Séréna se sentait fébrile et quelque peu étourdie. Armand l’avait embrassé. Par toutes les étoiles de la galaxie, ce baiser... Son cœur cognait si fort dans sa poitrine qu’elle s’étonnait que personne d’autre qu’elle n’en perçoive les battements.
La brusque interruption de Lénaïc, lui donnait l’impression d’être une enfant prise en faute. Elle savait pourtant qu’elle n’avait rien à se reprocher. Le prince et elle étaient des adultes et elle n’avait jamais rien promis à son Guetteur, bien au contraire.
Alors pourquoi était-elle assaillie par un tel sentiment de culpabilité ? Se livrer ainsi et se laisser aller juste avant le Rite était une erreur. Elle ne ferait rien de bon cette nuit si elle se laissait ainsi dominer par toutes ces émotions contradictoires.

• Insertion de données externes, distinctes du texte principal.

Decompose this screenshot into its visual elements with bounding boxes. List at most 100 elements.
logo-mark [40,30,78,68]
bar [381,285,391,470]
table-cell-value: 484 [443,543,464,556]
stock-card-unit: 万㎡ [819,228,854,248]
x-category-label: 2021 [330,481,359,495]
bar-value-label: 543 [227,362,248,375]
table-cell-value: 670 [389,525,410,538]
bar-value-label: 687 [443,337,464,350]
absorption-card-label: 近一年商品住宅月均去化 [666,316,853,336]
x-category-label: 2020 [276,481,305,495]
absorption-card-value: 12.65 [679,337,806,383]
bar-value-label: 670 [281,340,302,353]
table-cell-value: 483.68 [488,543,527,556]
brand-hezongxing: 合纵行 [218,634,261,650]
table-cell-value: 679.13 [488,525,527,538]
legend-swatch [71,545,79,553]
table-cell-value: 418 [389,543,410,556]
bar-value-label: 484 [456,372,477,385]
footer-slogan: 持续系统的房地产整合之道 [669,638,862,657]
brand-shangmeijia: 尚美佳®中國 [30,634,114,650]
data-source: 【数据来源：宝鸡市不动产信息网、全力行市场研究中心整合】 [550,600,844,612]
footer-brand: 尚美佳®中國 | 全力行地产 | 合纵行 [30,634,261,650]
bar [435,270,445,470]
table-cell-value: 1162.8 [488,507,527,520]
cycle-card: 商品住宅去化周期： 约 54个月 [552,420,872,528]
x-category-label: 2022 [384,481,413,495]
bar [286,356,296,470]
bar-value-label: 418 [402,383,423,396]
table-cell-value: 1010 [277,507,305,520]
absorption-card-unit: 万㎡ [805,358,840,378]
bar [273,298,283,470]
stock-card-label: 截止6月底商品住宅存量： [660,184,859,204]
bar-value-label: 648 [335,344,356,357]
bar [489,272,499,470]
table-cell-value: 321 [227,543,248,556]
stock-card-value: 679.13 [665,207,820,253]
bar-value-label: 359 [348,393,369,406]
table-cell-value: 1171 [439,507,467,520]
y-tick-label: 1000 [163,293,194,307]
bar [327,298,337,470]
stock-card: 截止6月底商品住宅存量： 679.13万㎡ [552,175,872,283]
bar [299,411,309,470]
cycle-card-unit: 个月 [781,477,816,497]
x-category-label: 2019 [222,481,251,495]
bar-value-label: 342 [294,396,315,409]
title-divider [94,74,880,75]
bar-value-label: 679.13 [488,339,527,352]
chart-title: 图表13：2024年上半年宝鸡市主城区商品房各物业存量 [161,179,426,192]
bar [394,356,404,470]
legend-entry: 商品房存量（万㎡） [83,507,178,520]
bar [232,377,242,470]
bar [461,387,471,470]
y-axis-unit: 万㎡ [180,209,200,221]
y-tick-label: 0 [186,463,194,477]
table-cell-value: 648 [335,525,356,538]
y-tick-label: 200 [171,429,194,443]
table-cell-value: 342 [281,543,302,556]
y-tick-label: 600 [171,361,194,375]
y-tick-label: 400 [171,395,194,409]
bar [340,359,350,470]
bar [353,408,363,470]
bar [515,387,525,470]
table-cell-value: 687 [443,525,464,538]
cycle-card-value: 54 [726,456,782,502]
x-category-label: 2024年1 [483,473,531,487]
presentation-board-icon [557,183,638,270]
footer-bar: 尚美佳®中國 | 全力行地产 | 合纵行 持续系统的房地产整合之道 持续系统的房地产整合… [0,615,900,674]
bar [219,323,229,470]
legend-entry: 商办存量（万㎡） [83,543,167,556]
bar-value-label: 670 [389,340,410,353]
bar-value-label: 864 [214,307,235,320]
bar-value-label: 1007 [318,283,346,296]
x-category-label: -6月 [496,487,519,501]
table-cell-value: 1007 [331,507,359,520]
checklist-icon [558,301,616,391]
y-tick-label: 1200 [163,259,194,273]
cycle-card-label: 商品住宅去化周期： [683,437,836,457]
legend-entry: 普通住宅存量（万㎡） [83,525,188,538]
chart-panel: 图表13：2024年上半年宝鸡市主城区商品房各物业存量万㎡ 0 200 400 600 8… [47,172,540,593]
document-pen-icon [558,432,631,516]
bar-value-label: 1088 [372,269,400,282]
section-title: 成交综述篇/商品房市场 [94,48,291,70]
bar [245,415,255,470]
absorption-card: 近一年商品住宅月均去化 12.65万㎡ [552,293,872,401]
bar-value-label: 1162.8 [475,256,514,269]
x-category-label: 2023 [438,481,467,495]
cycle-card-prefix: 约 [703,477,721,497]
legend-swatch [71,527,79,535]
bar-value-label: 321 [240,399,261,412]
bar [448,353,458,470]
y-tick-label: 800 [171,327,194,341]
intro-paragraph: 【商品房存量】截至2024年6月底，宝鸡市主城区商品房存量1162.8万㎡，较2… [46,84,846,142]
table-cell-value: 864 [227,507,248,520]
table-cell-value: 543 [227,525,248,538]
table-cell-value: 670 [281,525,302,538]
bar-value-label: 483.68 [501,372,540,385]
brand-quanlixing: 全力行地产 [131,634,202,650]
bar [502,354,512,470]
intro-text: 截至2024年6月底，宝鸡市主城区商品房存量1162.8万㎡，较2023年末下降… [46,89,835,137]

Séréna mit à profit le court laps de temps dont elle disposait pour aller chercher une veste dans sa chambre. Charlie l’avait prévenu qu’en dépit de cette chaude nuit d’été, le fond des mines pouvait être glacial.
Elle se força à respirer moins vite pour ralentir son rythme cardiaque. À chaque inspiration, elle essayait de reléguer à l’arrière-plan de son esprit tout ce qui s’était passé durant son tête-à-tête avec Armand. C’était, à n’en pas douter, un souvenir qu’elle chérirait, mais ce soir, elle ne pouvait se permettre d’être distraite.
Le Prince et le Guetteur l’attendaient à l’entrée de la maison troglodyte dans un silence qui lui parut pesant. Elle se sentait trop angoissée pour parler et se contenta d’adresser un signe de tête à Lénaïc, qui les proclipsa alors à l’entrée du village des Enchanteurs.
Charlie les y attendait, l’air inquiet. Son visage s’éclaira lorsqu’elle aperçut Séréna et les deux hommes qui l’accompagnaient. Elle observa Rêveuse avec un mélange de préoccupation et d’ironie.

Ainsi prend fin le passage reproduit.